Prove $\sum_{j=0}^k (-1)^j {\binom n j}=(-1)^k \binom{n-1}{k}$.
It can be proven easily using induction and Pascal's identity, but I want some insight. The alternating sum reminds of inclusion-exclusion, but the RHS can be negative.
I've also tried the snake oil method, but don't know how to finish it:
$$\sum_n (\sum_{j=0}^k (-1)^j {\binom n j})x^n= \sum_{j=0}^k (-1)^j \sum_n {\binom n j}x^n$$
$$=\sum_{j=0}^k (-1)^j \frac{x^j}{(1-x)^{j+1}}=\frac{1}{1-x} \sum_{j=0}^k (\frac{-x}{1-x})^j=1-(\frac{-x}{1-x})^{k+1}$$
Best Answer
When $k$ is even, then the RHS counts the number of ways to choose $k$ things from the set $\{1, \dots, n-1\}$.
Another way to count that is to count the number of ways to choose $k$ things from the set $\{1, \dots, n\}$, except this number is too big, since it includes $k$-sized subsets that have the number $n$ in them. You want to subtract this from your count, so you would subtract the number of $k$-sized subsets of $\{1,\dots,n\}$ that include the number $n$.
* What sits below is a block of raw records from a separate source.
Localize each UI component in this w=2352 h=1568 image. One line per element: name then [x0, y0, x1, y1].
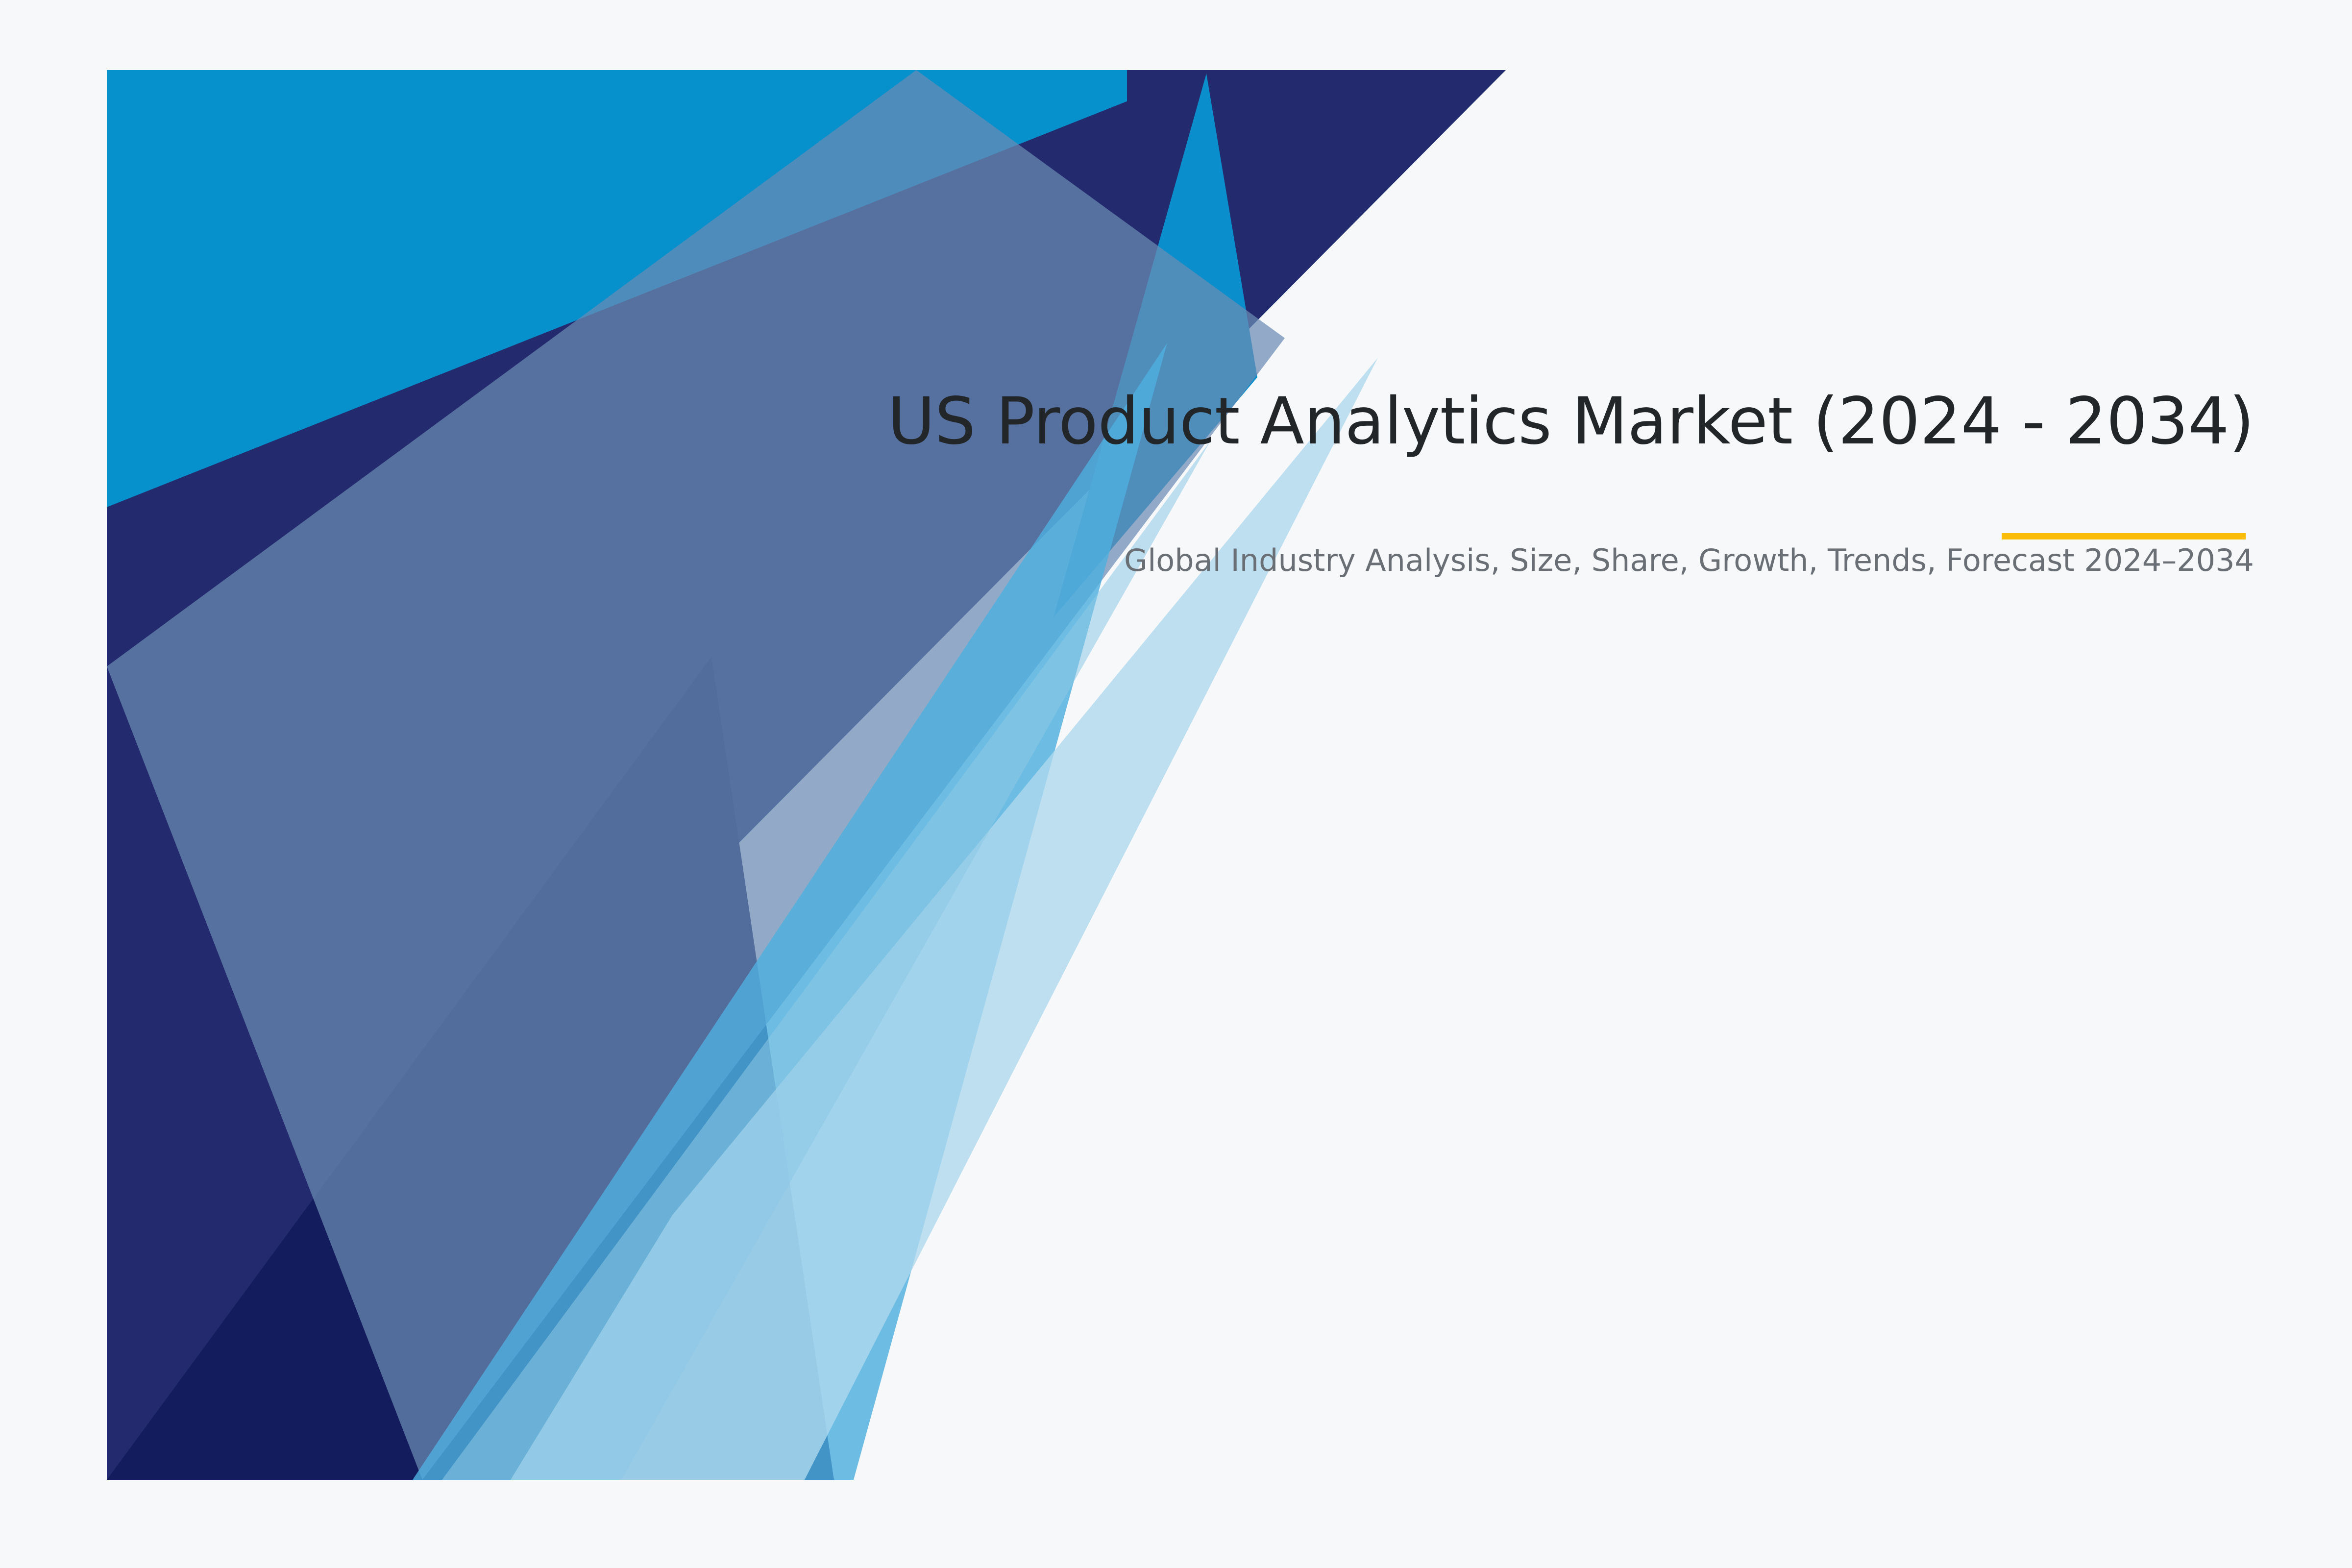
page-subtitle: Global Industry Analysis, Size, Share, G…	[833, 471, 2254, 581]
deep-navy-lower-blade	[107, 657, 834, 1480]
hero-text-block: US Product Analytics Market (2024 - 2034…	[833, 372, 2254, 581]
cover-artwork	[0, 0, 2352, 1568]
cover-slide: US Product Analytics Market (2024 - 2034…	[0, 0, 2352, 1568]
slate-translucent-quad	[107, 70, 1285, 1480]
cyan-top-left-field	[107, 70, 1506, 1480]
yellow-accent-underline	[2002, 533, 2246, 539]
light-blue-inner-vee	[442, 441, 1210, 1480]
artwork-svg	[0, 0, 2352, 1568]
title-wrapper: US Product Analytics Market (2024 - 2034…	[833, 372, 2254, 471]
page-title: US Product Analytics Market (2024 - 2034…	[833, 372, 2254, 471]
navy-top-right-triangle	[1127, 70, 1506, 372]
navy-upper-wedge	[107, 70, 1506, 1480]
How do you get a $k$-sized subset of $\{1,\dots,n\}$ that has $n$ in it? You pick $n$, then you pick $j$ numbers from $\{1,\dots,n-1\}$ where $j = k-1$. So you could count the number of ways to do this by counting the number of $j$-sized subsets of $\{1,\dots,n-1\}$. Or you could do what we did above: count the $j$-sized subsets of $\{1,\dots,n\}$ and then realize you've over-counted because you're including some sets that have $n$ in them.
Continuing this process, you get:
$${n-1\choose k} = {n\choose k} - \left[{n\choose k-1} -\left[{n\choose k-2} - \left[{n\choose k-3} - \dots\right]\right]\right]$$
When $k$ is odd, just switch the signs, i.e. prove that -LHS = -RHS.